On the other hand, the following thesis (which for years I’ve conceded to opponents to low-probability explanations):

  1. Other things being equal, low-probability explanations are less good than high-probability ones.

Finally, add this plausible comparative thesis:

  1. What makes an explanation good is how much understanding it confers (or at least would confer were it true)

which plausibly fits with the maxim that I’ve often been happy to concede that the job of an explanation is to provide understanding.

But (1)–(3) cannot all be true. Something must go. If (2) goes, then Inference to Best Explanation goes as well (I learned this from Yunus Prasetya’s very recent work on IBE and scientific explanation). I don’t want that (unlike Prasetya). And (1) seems right to me, and it also seems important to defending the Principle of Sufficient Reason in stochastic contexts.

Reluctantly, I conclude that (3) needs to go. And this means that I’ve overestimated the connection between explanation and understanding.


Unknown said...

I'm not sure rejecting (2) entails rejecting IBE. On Salmon's SR model and Railton's DNP model, that might be the case. P(E|H) seems to be the only Bayesian prior that can be affected by explanatory considerations.

But Kitcher's unificationist account might provide a way out. You've got a schematic argument that, when filled out properly, likely describes part of the currently accepted body of scientific knowledge (K). Where H is a good unifying (in Kitcher's sense of the term) explanation, H would be the premises of a filled-out schematic argument. That seems to make P(H) high.

The problem is that the same line of reasoning also makes P(E) high, as E would be the conclusion in a filled-out schematic argument that fits with K. So, the two priors may offset each other.

Alexander R Pruss said...

I think you're right: IBE might survive the rejection of (2). But some things that sound like good applications of IBE would need to go.

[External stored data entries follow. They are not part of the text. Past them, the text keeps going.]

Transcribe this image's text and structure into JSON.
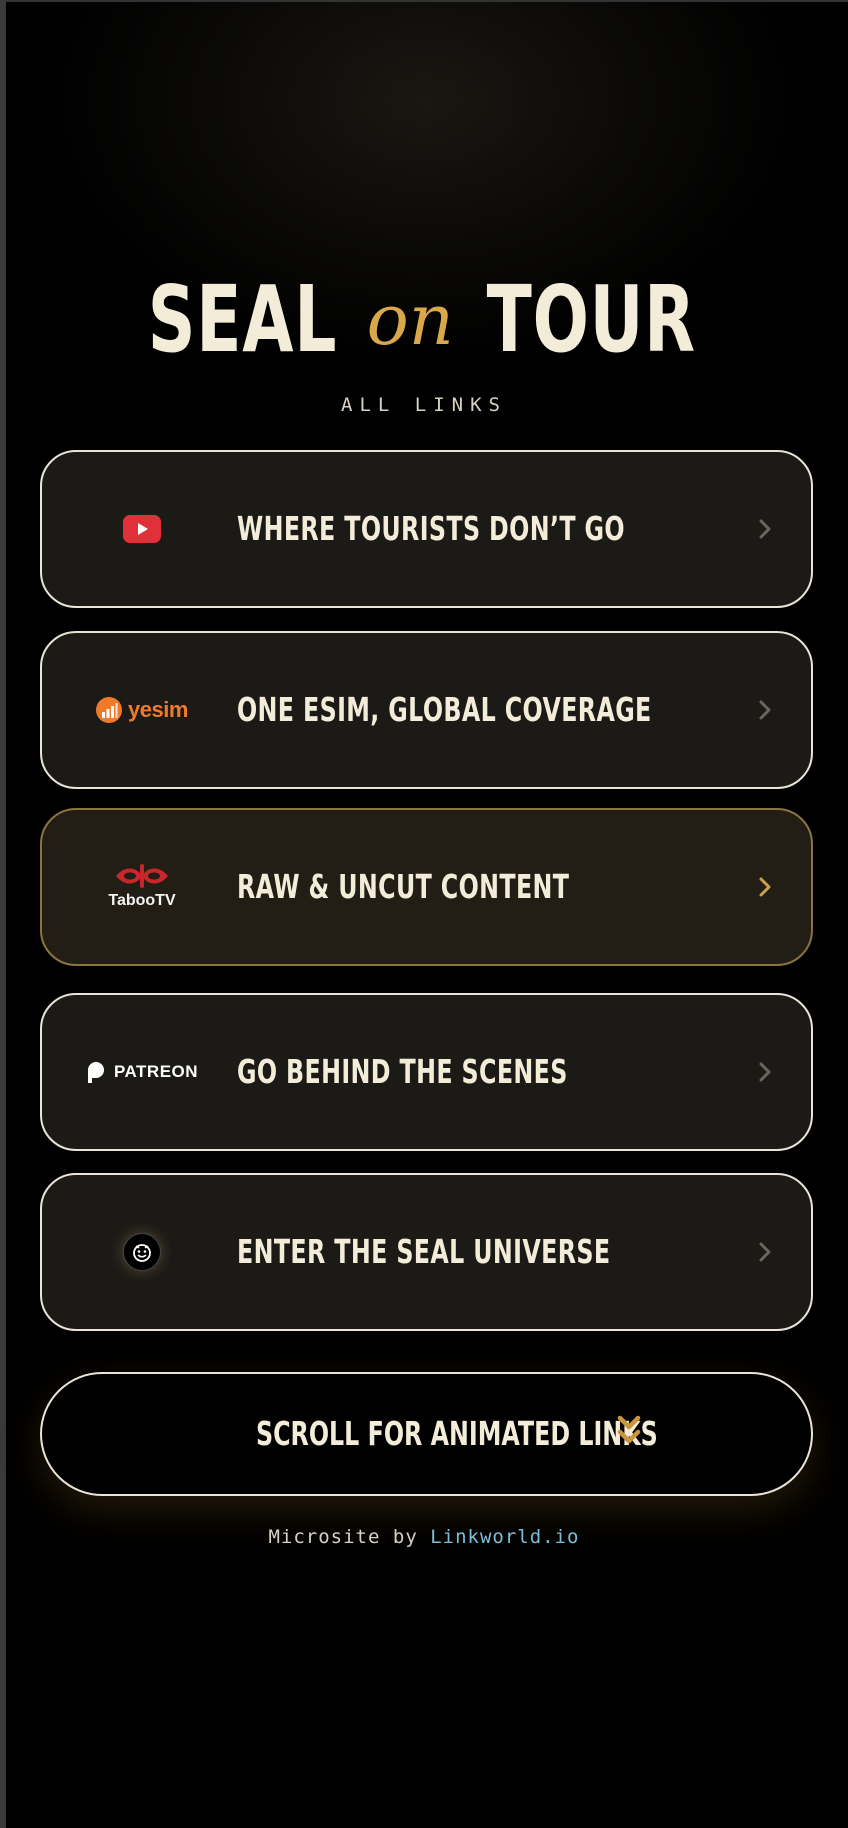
{
  "header": {
    "title_part1": "SEAL",
    "title_part2": "on",
    "title_part3": "TOUR",
    "subtitle": "ALL LINKS"
  },
  "links": [
    {
      "label": "WHERE TOURISTS DON’T GO",
      "icon": "youtube-icon",
      "featured": false
    },
    {
      "label": "ONE ESIM, GLOBAL COVERAGE",
      "icon": "yesim-logo",
      "logo_text": "yesim",
      "featured": false
    },
    {
      "label": "RAW & UNCUT CONTENT",
      "icon": "taboo-tv-logo",
      "logo_text": "TabooTV",
      "featured": true
    },
    {
      "label": "GO BEHIND THE SCENES",
      "icon": "patreon-logo",
      "logo_text": "PATREON",
      "featured": false
    },
    {
      "label": "ENTER THE SEAL UNIVERSE",
      "icon": "seal-face-icon",
      "featured": false
    }
  ],
  "scroll_button": {
    "label": "SCROLL FOR ANIMATED LINKS",
    "icon": "double-chevron-down-icon"
  },
  "footer": {
    "prefix": "Microsite by",
    "link_text": "Linkworld.io"
  },
  "colors": {
    "background": "#000000",
    "card": "#1c1a16",
    "card_border": "#e9e4d8",
    "featured_border": "#8a7440",
    "text": "#f3ecd9",
    "accent_gold": "#d9a84a",
    "link_blue": "#7fbcd8",
    "youtube_red": "#e0303a",
    "yesim_orange": "#f07a2a",
    "taboo_red": "#c8262c"
  }
}
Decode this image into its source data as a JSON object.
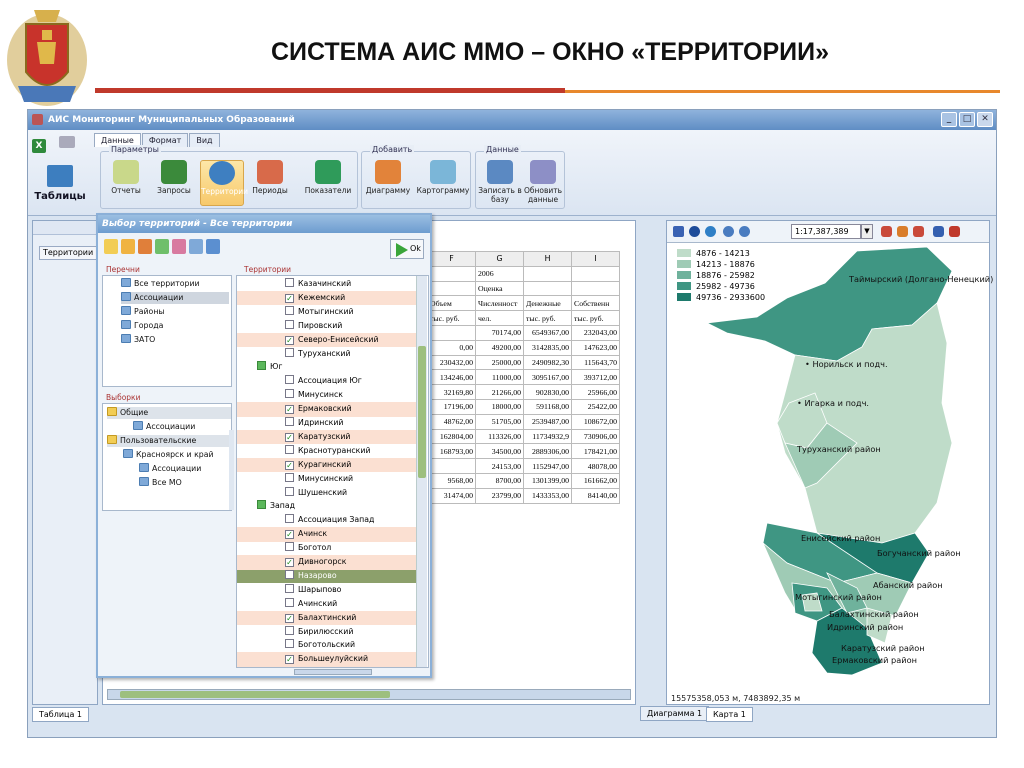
{
  "slide": {
    "title": "СИСТЕМА АИС ММО – ОКНО «ТЕРРИТОРИИ»"
  },
  "window": {
    "title": "АИС Мониторинг Муниципальных Образований",
    "min": "_",
    "max": "□",
    "close": "✕"
  },
  "ribbon": {
    "tabs": [
      "Данные",
      "Формат",
      "Вид"
    ],
    "big_button": "Таблицы",
    "groups": {
      "params": "Параметры",
      "add": "Добавить",
      "data": "Данные"
    },
    "buttons": {
      "reports": "Отчеты",
      "queries": "Запросы",
      "territories": "Территории",
      "periods": "Периоды",
      "indicators": "Показатели",
      "diagram": "Диаграмму",
      "cartogram": "Картограмму",
      "write_db": "Записать в базу",
      "refresh": "Обновить данные"
    }
  },
  "left_panel": {
    "label": "Территории",
    "bottom_tab": "Таблица 1"
  },
  "table": {
    "col_headers": [
      "F",
      "G",
      "H",
      "I"
    ],
    "year": "2006",
    "mode": "Оценка",
    "headers": [
      "Объем",
      "Численност",
      "Денежные",
      "Собственн"
    ],
    "units": [
      "тыс. руб.",
      "чел.",
      "тыс. руб.",
      "тыс. руб."
    ],
    "rows": [
      [
        "",
        "70174,00",
        "6549367,00",
        "232043,00"
      ],
      [
        "0,00",
        "49200,00",
        "3142835,00",
        "147623,00"
      ],
      [
        "230432,00",
        "25000,00",
        "2490982,30",
        "115643,70"
      ],
      [
        "134246,00",
        "11000,00",
        "3095167,00",
        "393712,00"
      ],
      [
        "32169,80",
        "21266,00",
        "902830,00",
        "25966,00"
      ],
      [
        "17196,00",
        "18000,00",
        "591168,00",
        "25422,00"
      ],
      [
        "48762,00",
        "51705,00",
        "2539487,00",
        "108672,00"
      ],
      [
        "162804,00",
        "113326,00",
        "11734932,9",
        "730906,00"
      ],
      [
        "168793,00",
        "34500,00",
        "2889306,00",
        "178421,00"
      ],
      [
        "",
        "24153,00",
        "1152947,00",
        "48078,00"
      ],
      [
        "9568,00",
        "8700,00",
        "1301399,00",
        "161662,00"
      ],
      [
        "31474,00",
        "23799,00",
        "1433353,00",
        "84140,00"
      ]
    ]
  },
  "dialog": {
    "title": "Выбор территорий - Все территории",
    "ok": "Ok",
    "lists_label": "Перечни",
    "lists": [
      "Все территории",
      "Ассоциации",
      "Районы",
      "Города",
      "ЗАТО"
    ],
    "samples_label": "Выборки",
    "samples": [
      "Общие",
      "Ассоциации",
      "Пользовательские",
      "Красноярск и край",
      "Ассоциации",
      "Все МО"
    ],
    "terr_label": "Территории",
    "territories": [
      "Казачинский",
      "Кежемский",
      "Мотыгинский",
      "Пировский",
      "Северо-Енисейский",
      "Туруханский",
      "Юг",
      "Ассоциация Юг",
      "Минусинск",
      "Ермаковский",
      "Идринский",
      "Каратузский",
      "Краснотуранский",
      "Курагинский",
      "Минусинский",
      "Шушенский",
      "Запад",
      "Ассоциация Запад",
      "Ачинск",
      "Боготол",
      "Дивногорск",
      "Назарово",
      "Шарыпово",
      "Ачинский",
      "Балахтинский",
      "Бирилюсский",
      "Боготольский",
      "Большеулуйский"
    ],
    "checked": [
      false,
      true,
      false,
      false,
      true,
      false,
      true,
      false,
      false,
      true,
      false,
      true,
      false,
      true,
      false,
      false,
      true,
      false,
      true,
      false,
      true,
      false,
      false,
      false,
      true,
      false,
      false,
      true
    ],
    "groups": [
      false,
      false,
      false,
      false,
      false,
      false,
      true,
      false,
      false,
      false,
      false,
      false,
      false,
      false,
      false,
      false,
      true,
      false,
      false,
      false,
      false,
      false,
      false,
      false,
      false,
      false,
      false,
      false
    ],
    "alt": [
      false,
      true,
      false,
      false,
      true,
      false,
      false,
      false,
      false,
      true,
      false,
      true,
      false,
      true,
      false,
      false,
      false,
      false,
      true,
      false,
      true,
      false,
      false,
      false,
      true,
      false,
      false,
      true
    ],
    "selected_index": 21
  },
  "map": {
    "scale": "1:17,387,389",
    "legend": [
      {
        "range": "4876 - 14213",
        "color": "#bfdcc9"
      },
      {
        "range": "14213 - 18876",
        "color": "#9fcbb5"
      },
      {
        "range": "18876 - 25982",
        "color": "#6fb29c"
      },
      {
        "range": "25982 - 49736",
        "color": "#3f9683"
      },
      {
        "range": "49736 - 2933600",
        "color": "#1e7a6c"
      }
    ],
    "labels": [
      "Таймырский (Долгано-Ненецкий) ра",
      "Норильск и подч.",
      "Игарка и подч.",
      "Туруханский район",
      "Енисейский район",
      "Богучанский район",
      "Абанский район",
      "Мотыгинский район",
      "Балахтинский район",
      "Идринский район",
      "Каратузский район",
      "Ермаковский район"
    ],
    "status": "15575358,053 м,   7483892,35 м",
    "tabs": [
      "Диаграмма 1",
      "Карта 1"
    ]
  }
}
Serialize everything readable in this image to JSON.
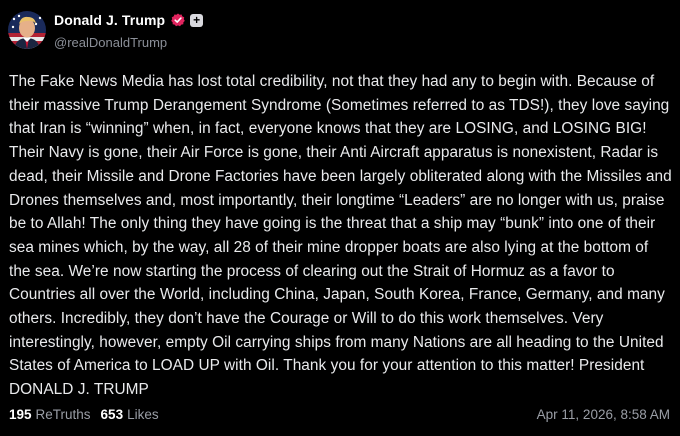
{
  "author": {
    "display_name": "Donald J. Trump",
    "handle": "@realDonaldTrump",
    "avatar_icon": "profile-avatar",
    "verified_icon": "verified-badge-icon",
    "verified_color": "#e0245e",
    "plus_badge": "+"
  },
  "post": {
    "text": "The Fake News Media has lost total credibility, not that they had any to begin with. Because of their massive Trump Derangement Syndrome (Sometimes referred to as TDS!), they love saying that Iran is “winning” when, in fact, everyone knows that they are LOSING, and LOSING BIG! Their Navy is gone, their Air Force is gone, their Anti Aircraft apparatus is nonexistent, Radar is dead, their Missile and Drone Factories have been largely obliterated along with the Missiles and Drones themselves and, most importantly, their longtime “Leaders” are no longer with us, praise be to Allah! The only thing they have going is the threat that a ship may “bunk” into one of their sea mines which, by the way, all 28 of their mine dropper boats are also lying at the bottom of the sea. We’re now starting the process of clearing out the Strait of Hormuz as a favor to Countries all over the World, including China, Japan, South Korea, France, Germany, and many others. Incredibly, they don’t have the Courage or Will to do this work themselves. Very interestingly, however, empty Oil carrying ships from many Nations are all heading to the United States of America to LOAD UP with Oil. Thank you for your attention to this matter! President DONALD J. TRUMP"
  },
  "stats": {
    "retruths_count": "195",
    "retruths_label": "ReTruths",
    "likes_count": "653",
    "likes_label": "Likes",
    "timestamp": "Apr 11, 2026, 8:58 AM"
  }
}
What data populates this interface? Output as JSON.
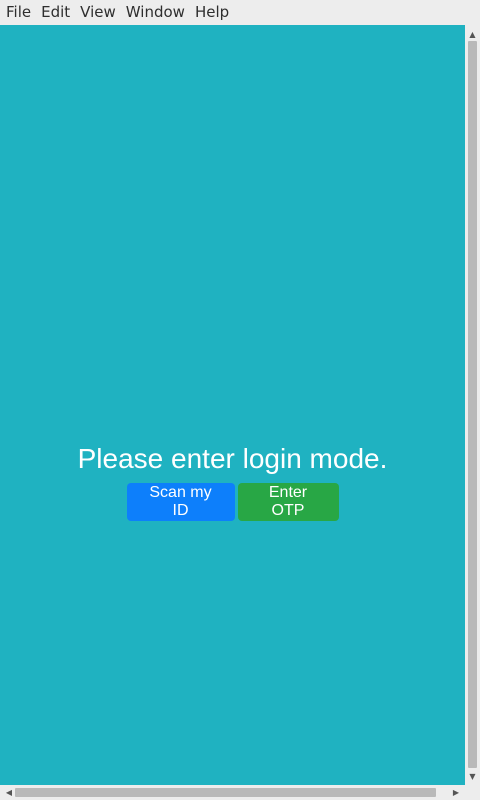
{
  "menu": {
    "items": [
      "File",
      "Edit",
      "View",
      "Window",
      "Help"
    ]
  },
  "login": {
    "prompt": "Please enter login mode.",
    "scan_id_label": "Scan my ID",
    "enter_otp_label": "Enter OTP"
  },
  "colors": {
    "background": "#1fb2c1",
    "primary_button": "#0d7ffb",
    "success_button": "#28a745"
  },
  "icons": {
    "scroll_up": "triangle-up",
    "scroll_down": "triangle-down",
    "scroll_left": "triangle-left",
    "scroll_right": "triangle-right"
  }
}
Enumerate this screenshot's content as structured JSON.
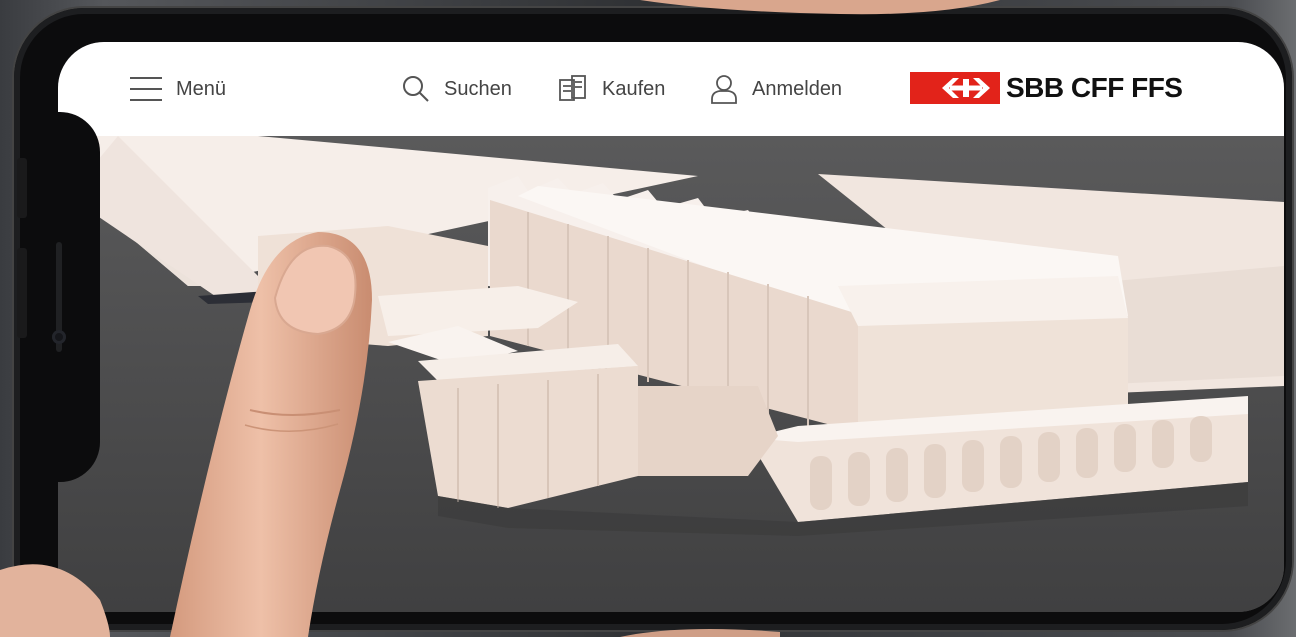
{
  "nav": {
    "menu_label": "Menü",
    "search_label": "Suchen",
    "buy_label": "Kaufen",
    "login_label": "Anmelden"
  },
  "brand": {
    "name": "SBB CFF FFS",
    "color": "#e2231a"
  },
  "icons": {
    "menu": "hamburger-icon",
    "search": "search-icon",
    "buy": "ticket-icon",
    "login": "user-icon"
  }
}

For instance, someone offers me a lottery ticket, telling me that either there are ten or a million tickets being sold this week---she can't remember which. I win the lottery. It seems like the following is a good instance of IBE: "The 10 ticket hypothesis much better explains why I won than the million ticket hypothesis would. So, probably the 10 ticket hypothesis is true." Of course, we can reconstruct this as a straight Bayesian argument. But it sounds to my ear like a good application of IBE.

Michael Gonzalez said...

What is meant by "understanding" in this case? In (1), do we have any understanding of why heads is less likely than tails, or is it purely and inexplicably stochastic?

I guess what I'm concerned about is whether simply knowing that heads is 40% likely and tails is 60% likely counts as an "explanation" in any sense. If I'm puzzled by why heads came up, does it really remove puzzlement to tell me that this probabilistic imbalance just does exist, without appeal to causes or powers or anything? Why would I not just be puzzled as to why that probability distribution holds rather than some other?

Alexander R Pruss said...

I was thinking that the chances are grounded in causal powers.

Unknown said...

Also, I think Lipton's account of IBE allows you to reject (3). The goodness of an explanation has to involve more than how much understanding it produces. He uses the example of conspiracy theories. A conspiracy theory might produce understanding (if it's true), but it is also wildly implausible. Any plausible version IBE has to account for these cases.